The Growth Conversation: HSBC’s Brian Hui
- Brian Hui, managing director and head of customer propositions and marketing for wealth and personal banking (WPB) Hong Kong, HSBC, talks about driving innovation by championing a more strategic, customer-centric approach to marketing, Hui has helped the legacy brand into a nimble innovator.
- Hui names four types of behaviour that he believes will never change: customers will continue to want more choices; lower prices with the same or better quality; speed and convenience; and the authenticity of a product experience. He names these behaviours as a foundation for decision-making and corporate strategy.
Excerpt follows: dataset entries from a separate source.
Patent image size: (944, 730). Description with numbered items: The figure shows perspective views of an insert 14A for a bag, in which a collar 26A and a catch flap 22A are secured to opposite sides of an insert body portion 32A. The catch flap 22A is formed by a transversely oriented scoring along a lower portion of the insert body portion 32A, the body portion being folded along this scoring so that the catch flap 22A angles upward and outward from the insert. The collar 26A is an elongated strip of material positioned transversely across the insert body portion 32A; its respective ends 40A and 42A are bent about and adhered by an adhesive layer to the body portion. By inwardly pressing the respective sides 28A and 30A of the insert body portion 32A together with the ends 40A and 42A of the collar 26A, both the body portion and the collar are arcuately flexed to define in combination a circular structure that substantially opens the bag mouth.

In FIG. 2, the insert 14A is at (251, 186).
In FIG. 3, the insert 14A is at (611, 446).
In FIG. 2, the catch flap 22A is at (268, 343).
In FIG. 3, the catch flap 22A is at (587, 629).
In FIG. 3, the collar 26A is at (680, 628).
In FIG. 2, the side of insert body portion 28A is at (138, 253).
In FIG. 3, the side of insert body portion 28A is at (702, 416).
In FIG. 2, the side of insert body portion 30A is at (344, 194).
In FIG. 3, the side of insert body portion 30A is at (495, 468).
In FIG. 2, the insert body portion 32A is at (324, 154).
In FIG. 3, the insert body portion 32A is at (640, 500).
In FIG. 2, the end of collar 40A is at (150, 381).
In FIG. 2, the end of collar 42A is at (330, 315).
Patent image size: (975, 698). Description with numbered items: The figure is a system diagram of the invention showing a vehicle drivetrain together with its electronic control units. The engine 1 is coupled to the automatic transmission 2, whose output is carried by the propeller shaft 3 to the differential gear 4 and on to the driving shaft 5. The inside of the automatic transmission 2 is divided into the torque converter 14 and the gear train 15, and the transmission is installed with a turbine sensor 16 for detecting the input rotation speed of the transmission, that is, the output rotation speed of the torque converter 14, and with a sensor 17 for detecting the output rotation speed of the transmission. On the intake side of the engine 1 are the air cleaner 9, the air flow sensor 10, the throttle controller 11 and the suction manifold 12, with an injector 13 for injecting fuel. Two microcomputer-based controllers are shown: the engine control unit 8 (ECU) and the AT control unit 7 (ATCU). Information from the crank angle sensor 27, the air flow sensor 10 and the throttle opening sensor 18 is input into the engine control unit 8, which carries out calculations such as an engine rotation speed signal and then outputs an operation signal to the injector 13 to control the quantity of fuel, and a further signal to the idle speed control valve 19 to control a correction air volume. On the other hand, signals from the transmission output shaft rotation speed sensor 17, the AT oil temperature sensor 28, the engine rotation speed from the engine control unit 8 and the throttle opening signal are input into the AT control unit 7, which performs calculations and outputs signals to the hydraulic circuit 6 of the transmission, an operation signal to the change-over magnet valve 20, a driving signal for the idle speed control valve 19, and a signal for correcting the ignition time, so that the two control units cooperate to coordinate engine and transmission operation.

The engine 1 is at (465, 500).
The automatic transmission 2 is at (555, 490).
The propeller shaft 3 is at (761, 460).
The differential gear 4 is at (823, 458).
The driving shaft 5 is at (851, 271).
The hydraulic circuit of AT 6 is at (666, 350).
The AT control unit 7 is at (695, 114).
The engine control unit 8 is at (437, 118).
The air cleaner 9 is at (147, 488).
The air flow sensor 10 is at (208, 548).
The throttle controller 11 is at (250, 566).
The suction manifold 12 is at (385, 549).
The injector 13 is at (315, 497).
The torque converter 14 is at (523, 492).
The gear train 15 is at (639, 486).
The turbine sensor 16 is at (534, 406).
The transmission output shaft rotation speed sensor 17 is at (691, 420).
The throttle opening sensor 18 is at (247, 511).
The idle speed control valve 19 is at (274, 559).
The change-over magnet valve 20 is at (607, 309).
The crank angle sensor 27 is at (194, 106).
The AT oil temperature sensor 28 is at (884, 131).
With a diverse career spanning finance, tech and start-up businesses internationally, Brian Hui has developed a unique perspective on navigating the challenges that companies and marketers face today. Drawing on his multifaceted career, he has leveraged his experiences to drive innovation and customer-centricity at one of Hong Kong’s most iconic homegrown brands. And he sees himself as a lot more than a marketer.
Marketer / Growth Officer
“My role is more like a growth officer… I’m someone with many interests and occupations,” he says. “While marketing is a part of it, I don’t just limit myself to marketing, digital banking or tech, I add all my first-gen digital advantages, my international rotations, my outlook and horizons, and put it all together.”
Indeed, his diverse experience has been a key advantage in his current role, allowing him to bridge the gap between traditional and digital, local and global. After obtaining his master’s in economics, he joined the banking industry to realise his true passion lay in digital transformation. Over the next two decades, his career would take him all over the world, helping to build brands from start-ups to tech giants such as Amazon and eventually bringing him back home, where a chance encounter at HSBC turned into a job opportunity and a place to utilise his accumulated experience and expertise.
“I was curious and I wanted to follow my passion; this was a chance to join the biggest brand that would allow me to have fun and contribute,” he recalls.

What It Takes
Firstly, he says people should stay passionate and curious. Hui’s successful career has very much been driven by his own sense of curiosity and always choosing challenging paths. “While people might put me under the marketing category, I always say I actually belong to the curiosity category,” he says. In fact, this was one of the reasons he moved from finance to tech at a time when the internet was non-existent.
Where people saw problems, he saw opportunities. “I see challenges and opportunities as the same thing; they’re just two sides of the same coin, and they need each other,” he says. This has been his guiding principle throughout his career.

Finding Opportunity
Back then, Hui saw an opportunity that went beyond the limitations of that period. He advocated partnering with M+ museum and sponsoring an exhibition without knowing when the borders would reopen. While many would hesitate to mark a decision during that period, Hui’s long-term vision led him to support the sponsorship deal because it ticked many boxes for HSBC.
Fortunately, the exhibition launched just as the borders reopened. Recalling this story, he advises fellow marketers to think long-term. Don’t peer into a crystal ball, he argues, but instead focus on what is tried and true. “A pitfall that companies and people have is being complacent. Hold a long term view and don’t be too competitor-obsessed,” he says. “Think about what doesn’t change, what is long term, and your entire business will be sustainable.” In other words, look for what’s going to stay the same.
He names four types of behaviour that he believes will never change: customers will continue to want more choices; lower prices with the same or better quality; speed and convenience; and the authenticity of a product experience. He names these behaviours as a foundation for decision-making and corporate strategy.

Doubling Down
“No matter how the world is going to change, these human behaviours are not going to change, so when you think about your business model, what areas should you double down on?” He points to AI as an example of leveraging innovation to enhance the customer experience and drive business transformation.
Hui has seen how the marketing industry has evolved and believes it is not “the end of the manufacturing funnel.” Instead, he believes that marketing today plays an end-to-end role. From ideation to creation to customer experience and feedback, marketing plays a crucial role in putting the customer at the front and centre.
“While some might see marketing as a cost centre today, I would say marketing — in a broader and contemporary sense — is a revenue generator responsible for customer experience and growth, so that’s my role,” he says.